I remember being small, watching "You Only Live Twice," where at the beginning of the movie, a spacecraft is hijacked by the criminal organization S.P.E.C.T.R.E., and an astronaut is left drifting in space... Just like me. I remember wondering what would happen to that astronaut when I watched the movie. It's strange that I hadn't remembered that scene until now. I'm almost like a background character in a movie about the English spy, but now there's no Cold War, and my rocket hasn't been hijacked by the megalomaniac Blofeld.

My childhood was filled with a lot of fantasy. Movies, comic books, stories, games, dreams, and fun. Every child should have a childhood like mine.

Most other kids were afraid of monsters and horror movie characters, but I was always different. I was afraid of E.T., yes, the one with the long, glowing finger. I always had a loathing for that little guy. I remember being embarrassed to say I was terrified of him, and my mother, thinking I liked the movie, bought me a doll. It was the longest-lasting trauma of my life. At night, I had to hide that doll so I wouldn't imagine it lurking in the dark room. I think there's no more disgusting, gross, ugly, and revolting creature in cinema than E.T.

My sister had the most fertile imagination, lying to her friends that her bed was magical and could travel to places worthy of a Roald Dahl book. Some of her friends believed her and would ask her questions for hours. It was even funnier when my cousin joined in, also making up adventures he had while traveling on that bed, and her friends believed even more with another person corroborating the story.

I never wanted my childhood to end; maybe that's my biggest difficulty—I must suffer from Peter Pan Syndrome. I don't want to grow up; I resisted until the last minute. I avoided responsibilities like the devil avoids the cross. Being an astronaut had much more to do with childhood dreams than with the responsibilities the profession demands. I didn't want to be an astronaut in a Kubrick film; I wanted to be an astronaut like Buck Rogers or Flash Gordon.

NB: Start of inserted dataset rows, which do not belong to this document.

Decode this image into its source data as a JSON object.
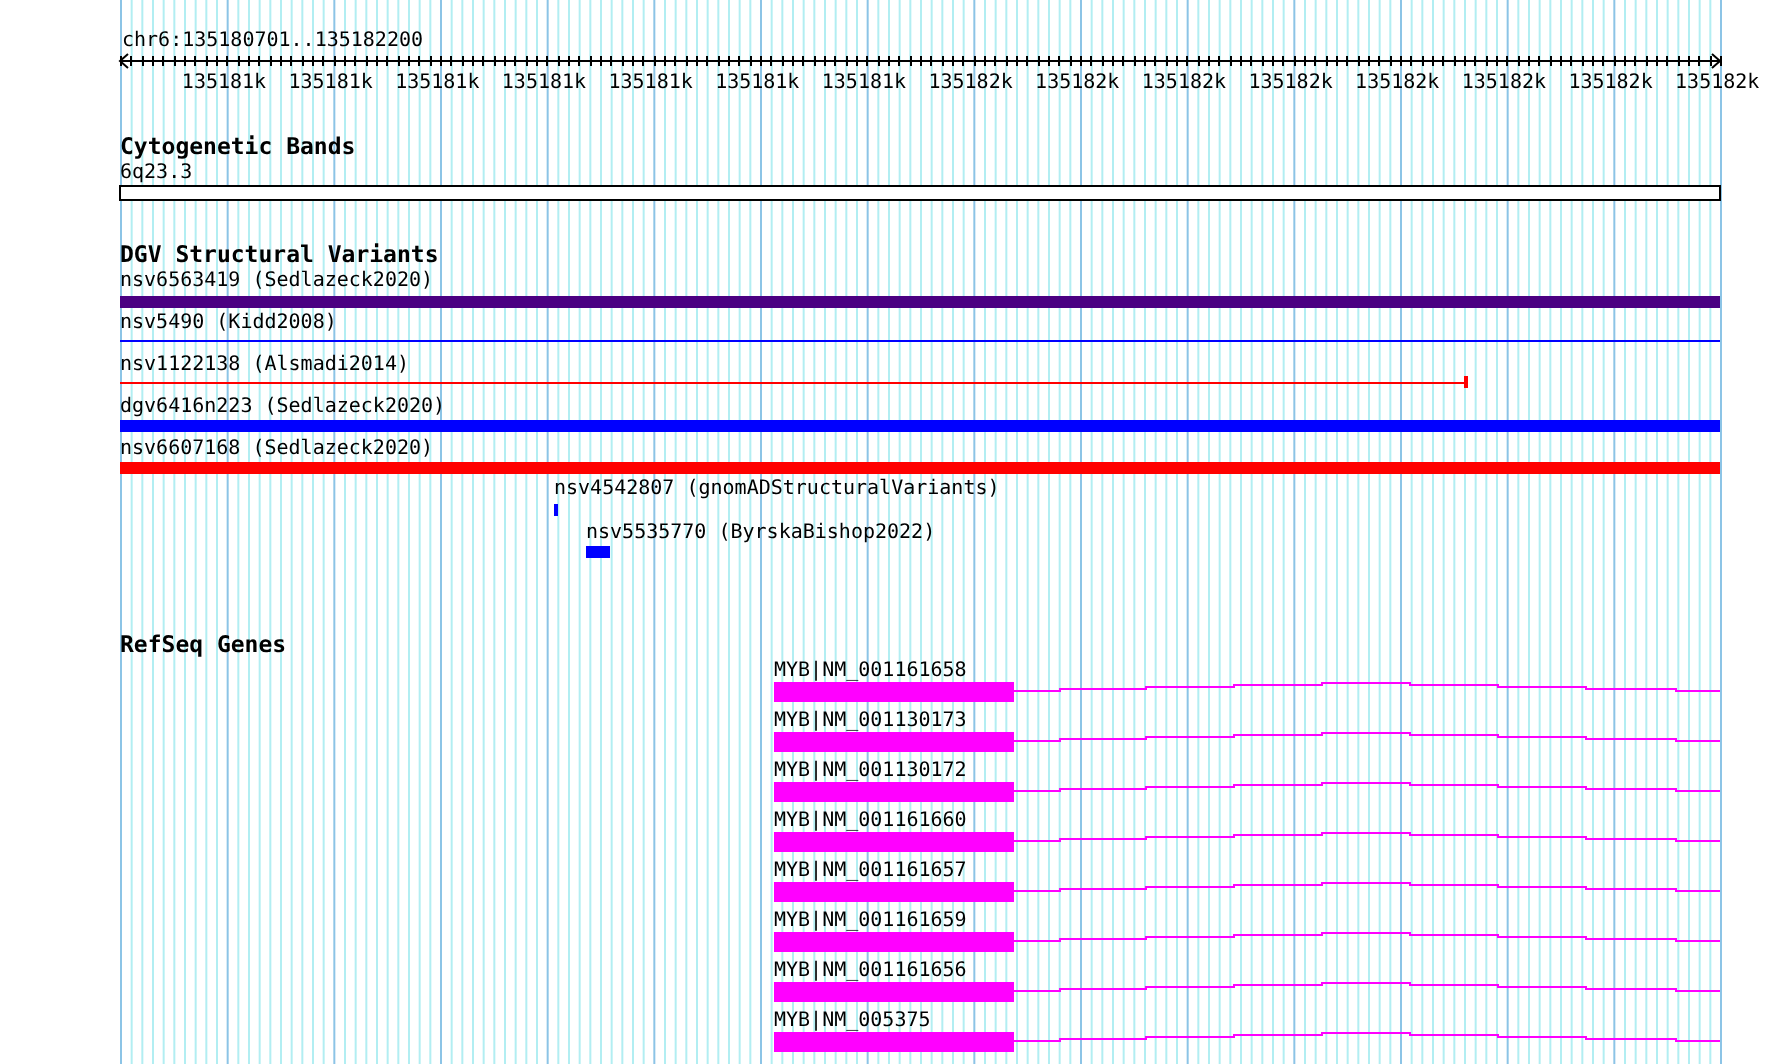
{
  "location": "chr6:135180701..135182200",
  "ruler": {
    "tick_labels": [
      "135181k",
      "135181k",
      "135181k",
      "135181k",
      "135181k",
      "135181k",
      "135181k",
      "135182k",
      "135182k",
      "135182k",
      "135182k",
      "135182k",
      "135182k",
      "135182k",
      "135182k"
    ]
  },
  "tracks": [
    {
      "kind": "cytoband",
      "title": "Cytogenetic Bands",
      "features": [
        {
          "label": "6q23.3"
        }
      ]
    },
    {
      "kind": "variants",
      "title": "DGV Structural Variants",
      "features": [
        {
          "label": "nsv6563419 (Sedlazeck2020)",
          "kind": "bar",
          "color": "#4b0082"
        },
        {
          "label": "nsv5490 (Kidd2008)",
          "kind": "line",
          "color": "#0000ff"
        },
        {
          "label": "nsv1122138 (Alsmadi2014)",
          "kind": "line",
          "color": "#ff0000"
        },
        {
          "label": "dgv6416n223 (Sedlazeck2020)",
          "kind": "bar",
          "color": "#0000ff"
        },
        {
          "label": "nsv6607168 (Sedlazeck2020)",
          "kind": "bar",
          "color": "#ff0000"
        },
        {
          "label": "nsv4542807 (gnomADStructuralVariants)",
          "kind": "bar",
          "color": "#0000ff"
        },
        {
          "label": "nsv5535770 (ByrskaBishop2022)",
          "kind": "bar",
          "color": "#0000ff"
        }
      ]
    },
    {
      "kind": "genes",
      "title": "RefSeq Genes",
      "features": [
        {
          "label": "MYB|NM_001161658",
          "color": "#ff00ff"
        },
        {
          "label": "MYB|NM_001130173",
          "color": "#ff00ff"
        },
        {
          "label": "MYB|NM_001130172",
          "color": "#ff00ff"
        },
        {
          "label": "MYB|NM_001161660",
          "color": "#ff00ff"
        },
        {
          "label": "MYB|NM_001161657",
          "color": "#ff00ff"
        },
        {
          "label": "MYB|NM_001161659",
          "color": "#ff00ff"
        },
        {
          "label": "MYB|NM_001161656",
          "color": "#ff00ff"
        },
        {
          "label": "MYB|NM_005375",
          "color": "#ff00ff"
        }
      ]
    }
  ]
}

The truth is that being an astronaut is a drag.

I think if I weren't about to die now, I would have given up being an astronaut in the near future.

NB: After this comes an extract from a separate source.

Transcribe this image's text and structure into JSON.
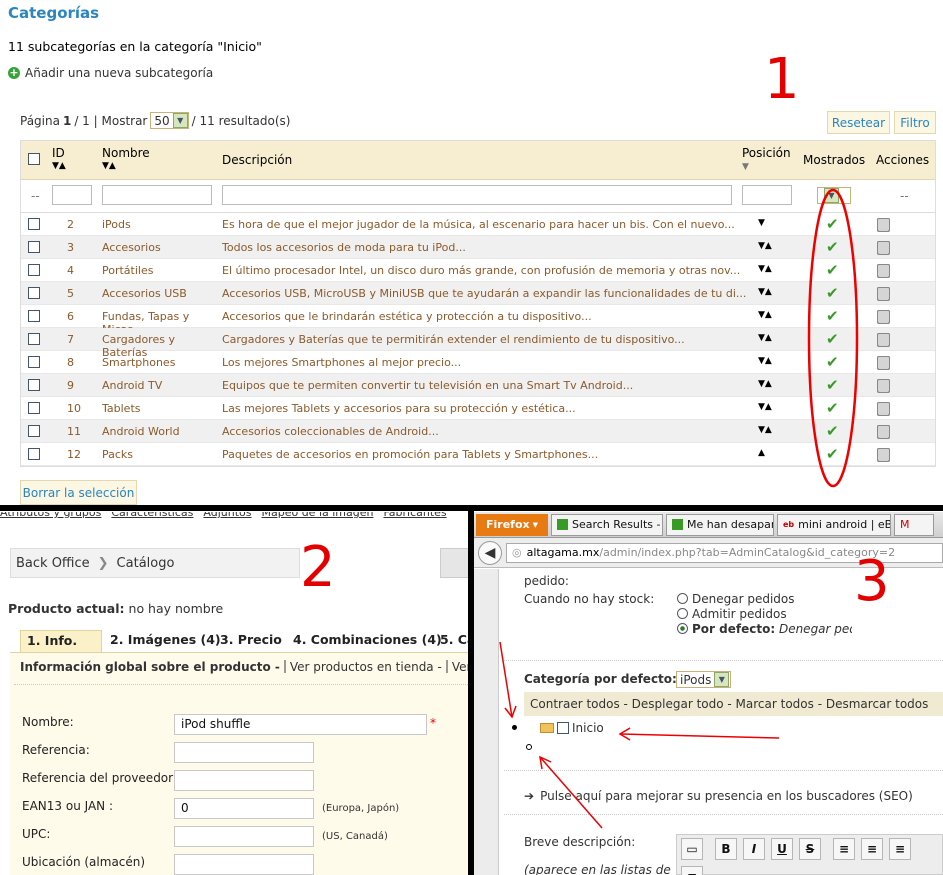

Even now, drifting in space, the boy inside me dreams of the possibility of being rescued by a Klingon ship or being caught by Sardath's Zeta Beam and transported to the far reaches of the universe to the planet Rann.

I smile at the possibility of this happening. I know it won't happen, but the boy inside me looks at the stars still fascinated, dreaming of the thousands of possibilities for one last adventure.